L’Auberge du Cheval Blanc à l’Odéon de Marseille : Tyrol ou Canebière
Humour et Amour sont les deux ingrédients principaux de cette opérette berlinoise de Ralph Benatzky adaptée en français par Lucien Besnard, avec des paroles chantées de René Dorin. Le début est d’emblée dynamique avec les trois coups frappés, le chant du coq, puis un roulement de timbale. Le décor plonge le public au Tyrol, avec deux chalets au premier plan, une photo d’un lac et de montagnes enneigées complétant ce tableau, au fond du plateau. Dès l’ouverture, l’Orchestre de l’Odéon de Marseille dirigé par Bruno Conti déploie le thème récurrent de “la bonne Auberge du Cheval Blanc”, un leitmotiv bien germanique, qui évoque les valses de Strauss. Le chef réussit à gérer la masse orchestrale dans un style rythmé et dansant avec l'ensemble des cordes, puis les vents ajoutent une coloration évoquant le Tyrol, en particulier avec l'utilisation des clarinettes.

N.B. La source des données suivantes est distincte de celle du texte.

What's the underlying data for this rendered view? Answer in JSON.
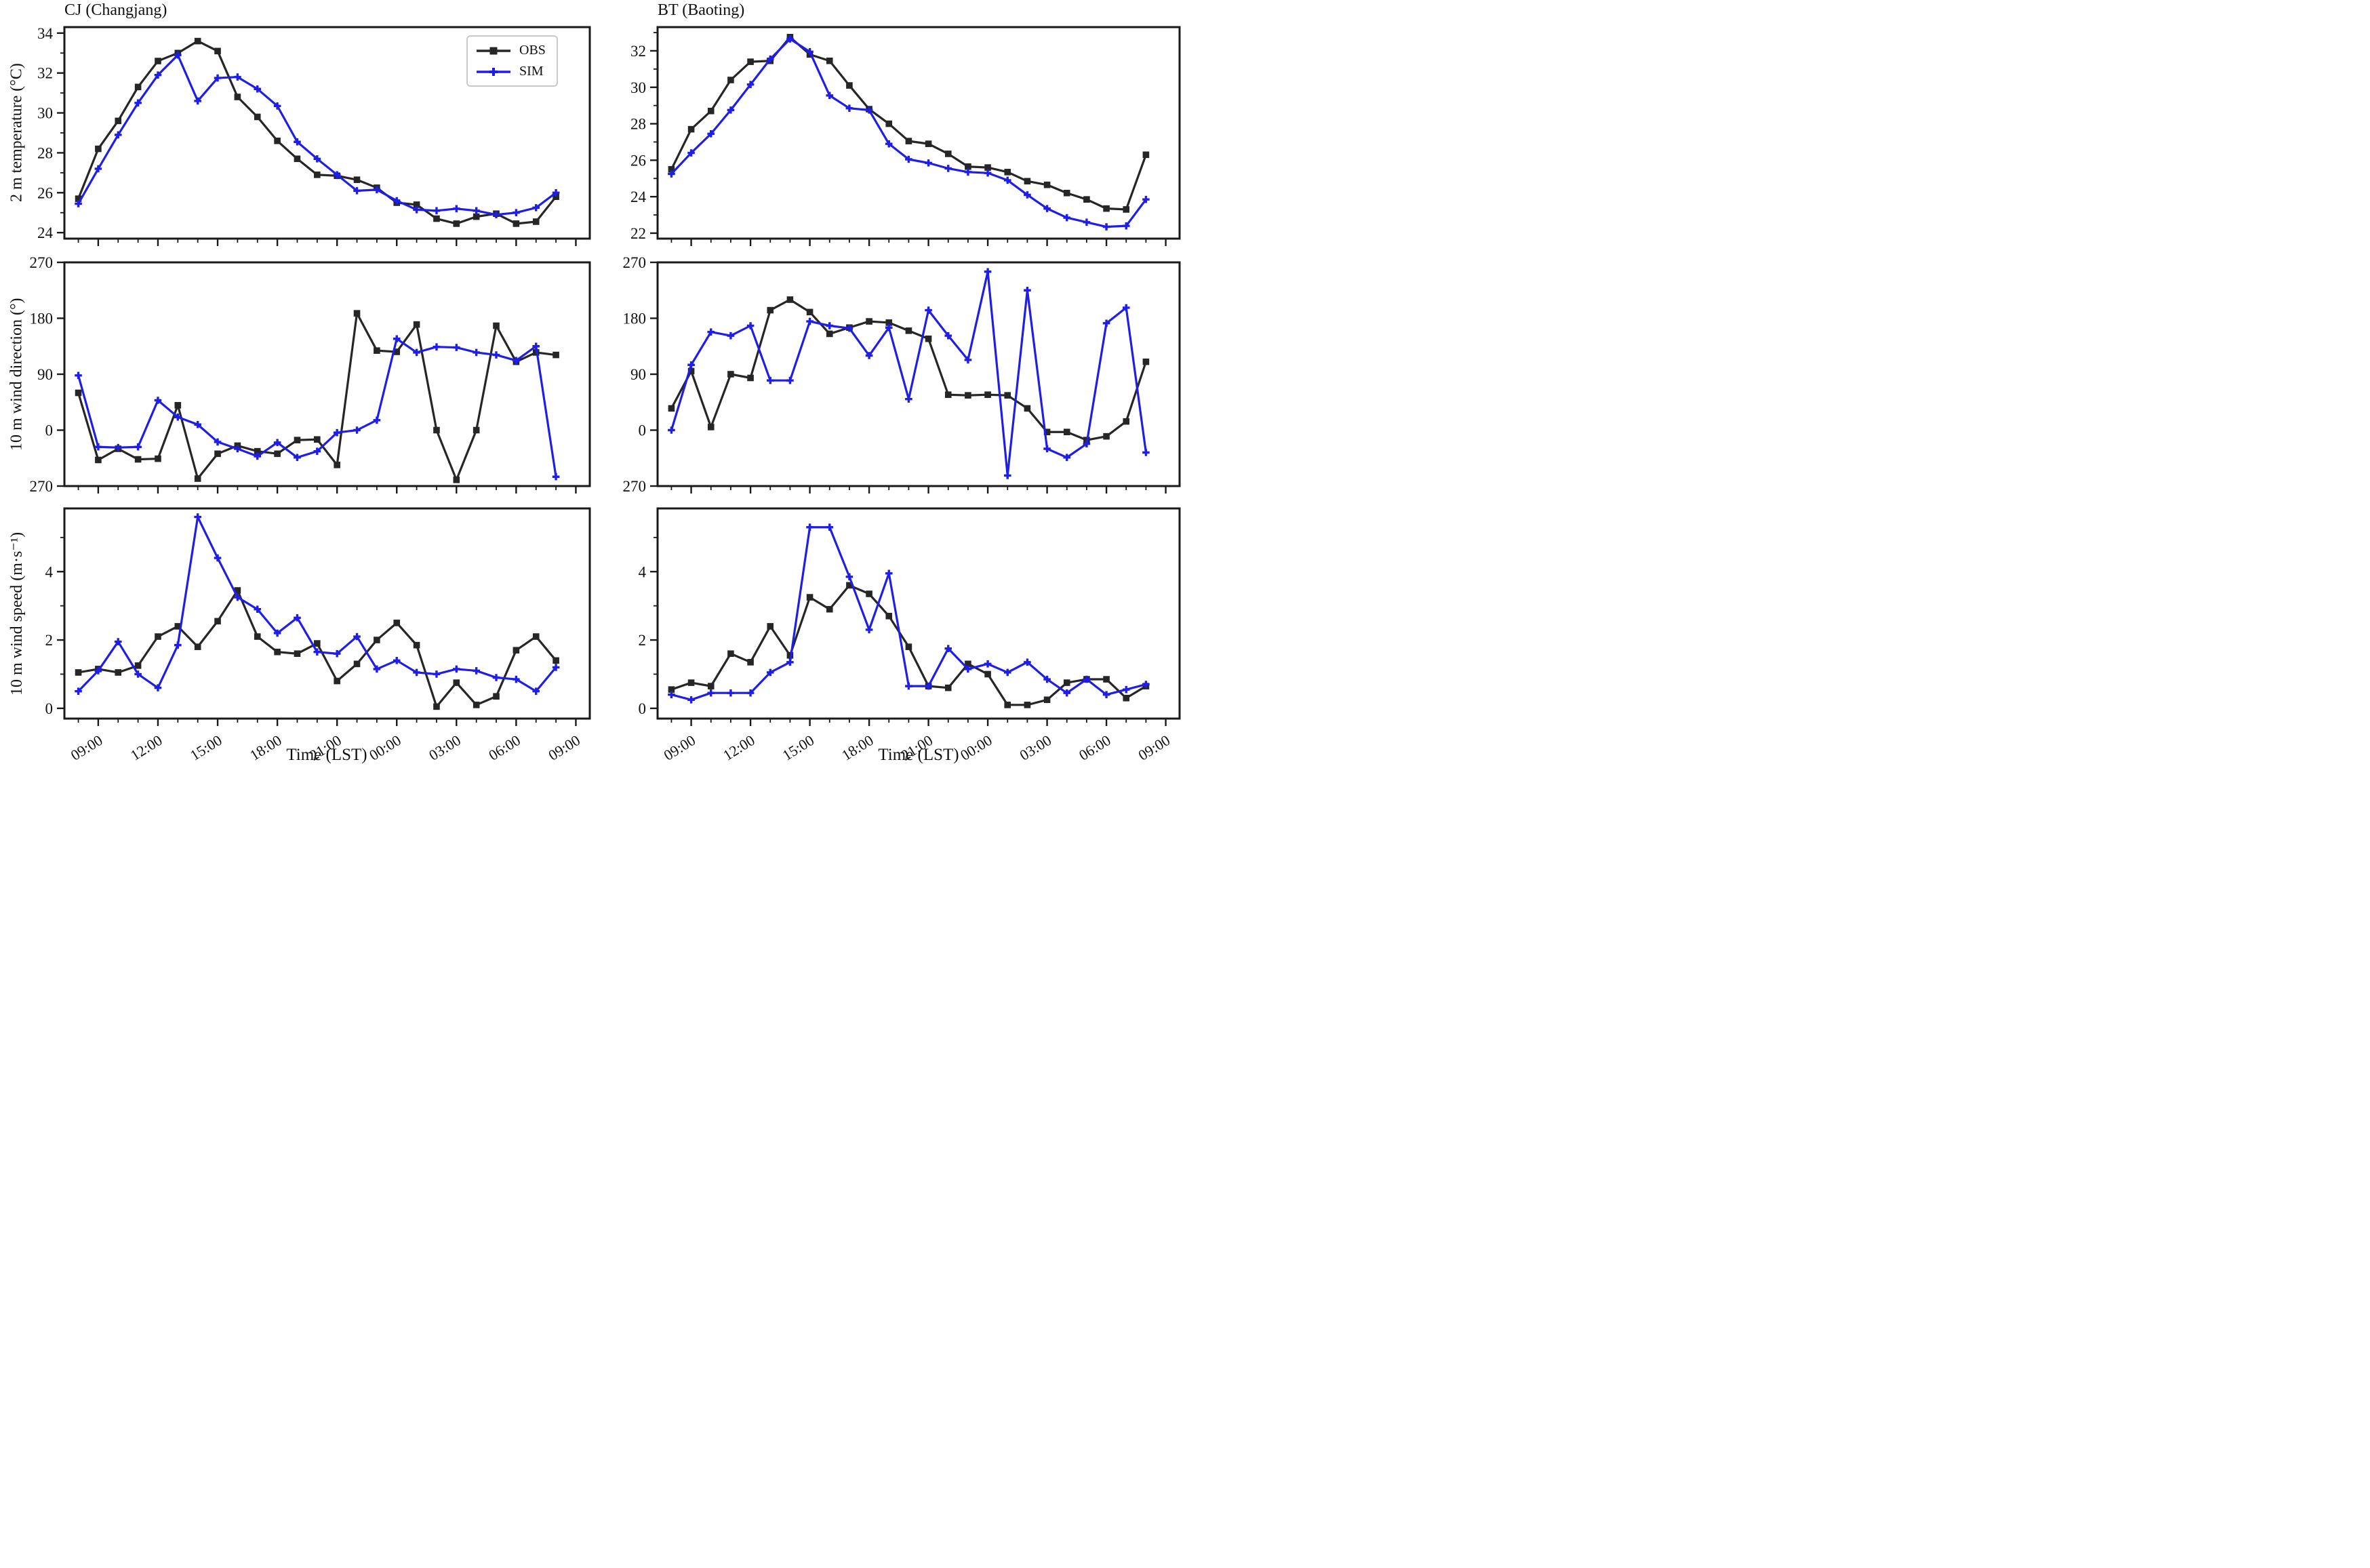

Le chœur est généralement situé derrière les danseurs, tous vêtus des somptueux costumes typiques rendant les tutti d'autant plus joyeux. Mixte et homogène, ce chœur représente la foule des touristes dans l'acte I et se mélange habilement aux danseurs et aux solistes. Dans l'acte II, ce même chœur mixte accueille l'empereur avec étonnement et enthousiasme, les voix se fondant habilement. Enfin, dans le finale, avec une diction impeccable, il soutient l'ensemble des solistes, exprimant la joie qui règne dans l'Auberge du Cheval Blanc.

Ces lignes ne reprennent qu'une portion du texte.